O Crime do Padre Amaro - Cap. 14: Capítulo 14 Pág. 242 / 478

- E é o que te há-de suceder!... Tu tens ideias menos más a respeito da religião, mas ainda te hei-de ver de opa vermelha e círio na procissão do Senhor dos Passos... Filosofia e ateísmo não custam nada quando se conversa no bilhar entre rapazes... Mas praticá-los em família, quando se tem uma mulher bonita e devota, é o diabo! É o que te há-de suceder, se é que te não vai sucedendo já hás-de atirar as tuas convicções liberais para o caixão do cisco, e fazer barretadas ao confessor da casa!

João Eduardo fazia-se escarlate de indignação. Mesmo nos tempos da sua felicidade, quando tinha Amélia certa, aquela acusação (que o tipógrafo fazia só para questionar, para palrar) tê-lo-ia escandalizado. Mas hoje! Justamente quando ele perdera Amélia por ter dito de alto, num jornal, o seu horror a beatos! Hoje que se achava ali, com o coração partido, roubado de toda a alegria, exatamente pelas suas opiniões liberais!...

- Isso dito a mim tem graça! disse com uma amargura sombria.

O tipógrafo galhofou:

- Homem, não me constou ainda que fosses um mártir da liberdade!

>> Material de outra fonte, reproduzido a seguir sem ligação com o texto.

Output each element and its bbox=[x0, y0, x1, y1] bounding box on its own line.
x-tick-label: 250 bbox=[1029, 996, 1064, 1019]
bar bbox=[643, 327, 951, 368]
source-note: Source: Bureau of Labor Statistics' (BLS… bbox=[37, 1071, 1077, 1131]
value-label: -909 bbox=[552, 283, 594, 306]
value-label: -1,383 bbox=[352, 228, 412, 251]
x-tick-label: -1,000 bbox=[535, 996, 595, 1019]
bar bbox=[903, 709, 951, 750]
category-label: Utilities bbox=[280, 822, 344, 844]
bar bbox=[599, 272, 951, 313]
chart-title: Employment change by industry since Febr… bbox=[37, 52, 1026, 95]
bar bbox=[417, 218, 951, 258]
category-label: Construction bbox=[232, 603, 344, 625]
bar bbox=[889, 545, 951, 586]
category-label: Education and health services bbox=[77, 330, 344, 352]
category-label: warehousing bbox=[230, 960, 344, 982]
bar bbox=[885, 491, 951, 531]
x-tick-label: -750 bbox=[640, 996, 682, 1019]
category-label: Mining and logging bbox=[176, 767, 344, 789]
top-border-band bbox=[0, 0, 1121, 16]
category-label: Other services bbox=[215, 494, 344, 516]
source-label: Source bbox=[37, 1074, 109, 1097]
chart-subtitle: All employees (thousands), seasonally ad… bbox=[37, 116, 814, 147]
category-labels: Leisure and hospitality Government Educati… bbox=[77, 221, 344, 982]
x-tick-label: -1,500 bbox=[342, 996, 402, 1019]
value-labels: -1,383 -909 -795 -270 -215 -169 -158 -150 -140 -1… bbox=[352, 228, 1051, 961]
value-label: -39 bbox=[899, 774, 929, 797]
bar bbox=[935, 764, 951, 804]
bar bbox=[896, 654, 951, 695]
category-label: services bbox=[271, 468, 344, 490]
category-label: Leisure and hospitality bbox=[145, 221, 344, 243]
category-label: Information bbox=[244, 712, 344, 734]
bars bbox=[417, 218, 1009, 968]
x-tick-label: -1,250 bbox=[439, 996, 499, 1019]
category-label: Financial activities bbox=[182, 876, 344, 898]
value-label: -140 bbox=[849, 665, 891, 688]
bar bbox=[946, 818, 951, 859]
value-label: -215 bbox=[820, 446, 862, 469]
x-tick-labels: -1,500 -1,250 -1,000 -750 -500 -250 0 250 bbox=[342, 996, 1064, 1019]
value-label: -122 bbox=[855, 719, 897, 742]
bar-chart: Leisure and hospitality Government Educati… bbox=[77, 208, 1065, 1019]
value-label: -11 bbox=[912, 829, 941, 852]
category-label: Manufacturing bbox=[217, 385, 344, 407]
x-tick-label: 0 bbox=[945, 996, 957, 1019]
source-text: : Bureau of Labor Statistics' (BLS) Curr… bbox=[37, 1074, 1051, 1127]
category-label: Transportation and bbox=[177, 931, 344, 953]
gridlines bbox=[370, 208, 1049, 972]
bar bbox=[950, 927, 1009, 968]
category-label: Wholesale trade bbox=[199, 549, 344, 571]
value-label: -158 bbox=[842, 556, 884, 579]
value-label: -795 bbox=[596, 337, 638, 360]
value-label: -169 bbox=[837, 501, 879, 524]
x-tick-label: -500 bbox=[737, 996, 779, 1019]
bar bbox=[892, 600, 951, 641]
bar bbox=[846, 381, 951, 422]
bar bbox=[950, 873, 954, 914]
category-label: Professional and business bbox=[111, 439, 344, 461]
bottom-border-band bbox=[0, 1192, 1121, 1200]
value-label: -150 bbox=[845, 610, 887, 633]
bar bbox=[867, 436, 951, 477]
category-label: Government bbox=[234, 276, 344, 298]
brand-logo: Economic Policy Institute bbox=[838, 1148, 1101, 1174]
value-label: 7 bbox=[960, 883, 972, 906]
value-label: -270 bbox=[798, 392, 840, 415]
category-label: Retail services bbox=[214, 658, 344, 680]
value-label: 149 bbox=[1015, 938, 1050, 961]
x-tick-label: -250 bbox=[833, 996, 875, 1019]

- Por quem és não apoquentes, Gustavo, disse o escrevente muito chocado. Tu não sabes o que se tem passado. Se soubesses não me dizias isso!

Contou-lhe então a história do Comunicado - calando todavia que o escrevera num fogo de ciúmes, e apresentando-o como uma pura afirmação de princípios... E que notasse esta circunstância, ia então casar com uma rapariga devota, numa casa que era mais frequentada por padres que a sacristia da Sé...

- E assinaste? perguntou Gustavo, espantado da revelação.

- O doutor Godinho não quis, disse o escrevente corando um pouco.

- E deste-lhes uma desanda, hem?

- A todos, de rachar!

O tipógrafo, entusiasmado, berrou por "outra de tinto"!

Encheu os copos com transporte, bebeu uma grande saúde a João Eduardo.